Of all the local opossum-rescuers, it's hard to find one more knowledgeable than April Bauer. A relaxed, efficient woman who lives with her husband in an immaculate house in a semirural section of Vista, she found herself with spare time on her hands ten years ago. When she saw a brief television report about Project Wildlife, she volunteered at the organization's animal-care center near the foot of Linda Vista Road in San Diego. At first she cleaned cages and fed baby birds, but she soon joined the opossum team and began to care for local marsupials in her home. She thought the exposure to animals would be good for her two 12-year-old twin sons. "But they lost interest after a year," she says. "I stuck with it."

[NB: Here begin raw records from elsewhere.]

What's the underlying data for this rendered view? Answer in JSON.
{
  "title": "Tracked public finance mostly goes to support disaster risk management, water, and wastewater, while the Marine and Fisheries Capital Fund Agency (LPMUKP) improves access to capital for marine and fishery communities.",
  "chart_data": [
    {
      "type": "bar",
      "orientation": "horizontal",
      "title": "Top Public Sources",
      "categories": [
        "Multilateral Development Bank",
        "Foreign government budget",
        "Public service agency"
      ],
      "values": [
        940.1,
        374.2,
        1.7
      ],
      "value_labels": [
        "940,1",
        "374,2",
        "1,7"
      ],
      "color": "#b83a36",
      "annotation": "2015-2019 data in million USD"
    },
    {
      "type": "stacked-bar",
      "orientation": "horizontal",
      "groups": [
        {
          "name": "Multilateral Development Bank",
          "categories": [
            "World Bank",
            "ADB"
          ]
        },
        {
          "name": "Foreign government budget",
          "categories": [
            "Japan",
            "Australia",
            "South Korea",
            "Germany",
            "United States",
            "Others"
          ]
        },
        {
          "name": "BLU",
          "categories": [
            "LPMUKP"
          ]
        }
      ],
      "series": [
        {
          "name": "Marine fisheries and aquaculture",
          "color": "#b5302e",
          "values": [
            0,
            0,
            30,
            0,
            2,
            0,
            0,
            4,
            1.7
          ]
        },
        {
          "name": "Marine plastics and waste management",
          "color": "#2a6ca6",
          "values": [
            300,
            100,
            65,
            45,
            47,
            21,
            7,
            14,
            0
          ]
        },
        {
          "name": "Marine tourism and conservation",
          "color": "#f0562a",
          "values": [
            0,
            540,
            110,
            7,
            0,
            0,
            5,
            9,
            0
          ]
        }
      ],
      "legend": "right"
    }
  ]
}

That's an understatement. About three years ago, Bauer became the head of the opossum team. As such, she directs the efforts of roughly two dozen volunteers while caring for up to 200 opossums a year herself. All together the team aids between 850 to 1200 opossums annually, one of the largest such efforts in the country. "We have a real high survival rate," Bauer boasts. "They do very well. They've been around for a long time."

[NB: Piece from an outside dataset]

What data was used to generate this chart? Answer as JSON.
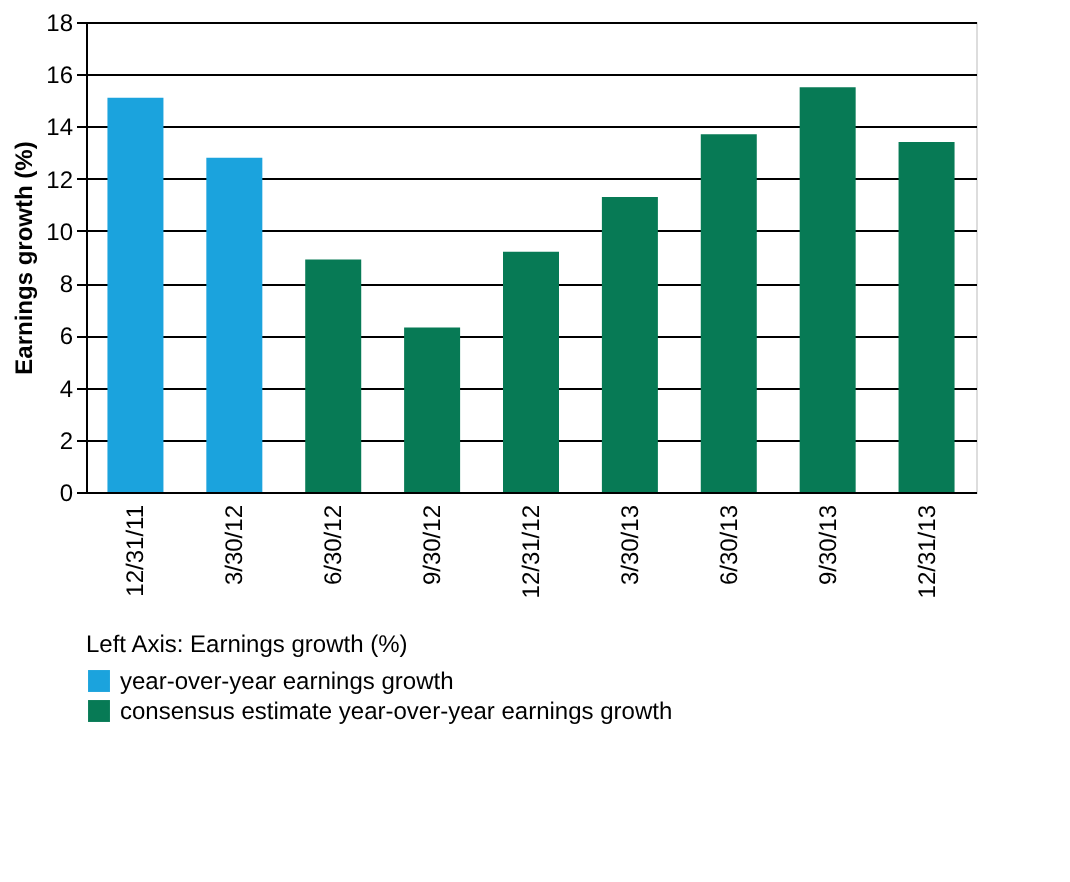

Bauer says opossums will eat just about anything -- mice, rats, snails, slugs, insects, and dog and cat food, not to mention fruits and vegetables. But before the winter rains begin, Bauer points out, "the pickings are slim." From October through December, the opossums rescued by Project Wildlife tend to be starving and anemic and loaded with fleas. "They look gnarly. The fleas suck them dry and chew up all their hair." Some animals die from the infestations.
As winter progresses and baby mice are born and the rains boost the snail population, opossums fare better. Males move around more, looking for mates. But some are injured, like the two animals caged in Bauer's back yard when I visited her in early January. The older, a mature male, had been shot in the head with a pellet gun. A veterinarian had extracted one of the pellets, but five remained lodged in the animal's skull. "Hello, honey," Bauer crooned to a dark form curled up and sleeping on a shelf at the back of the enclosure. "C'mon, sweetheart. Turn around." The furry form stirred, then swiveled its head around to stare at us. "Possums are so mellow," Bauer murmured.
A moment later the gunshot victim bared his teeth at us. "See, now he's mad." Bauer sounded delighted. The animal would need to rely on its defensive instincts to survive in the wild. Bauer pointed out that the opossum's lip drooped, a sign of nerve damage suffered as a result of his injury. That and a lack of aggressiveness had made some of her fellow rescuers doubt it would be possible to turn this animal loose. If he couldn't be released, he would have to be euthanized, since state law prohibits individuals from owning wild animals. But Bauer was hopeful about avoiding that grim alternative. As if to confirm her optimism, the animal started trembling. "See, he's getting nervous. That's good." Another positive sign was that "at night he seems fearful of me. He wants out. He's been pacing. And he's been eating well. Mostly he eats kibble, but also chicken wings, and some avocadoes and vegetables. I left him a mouse last night."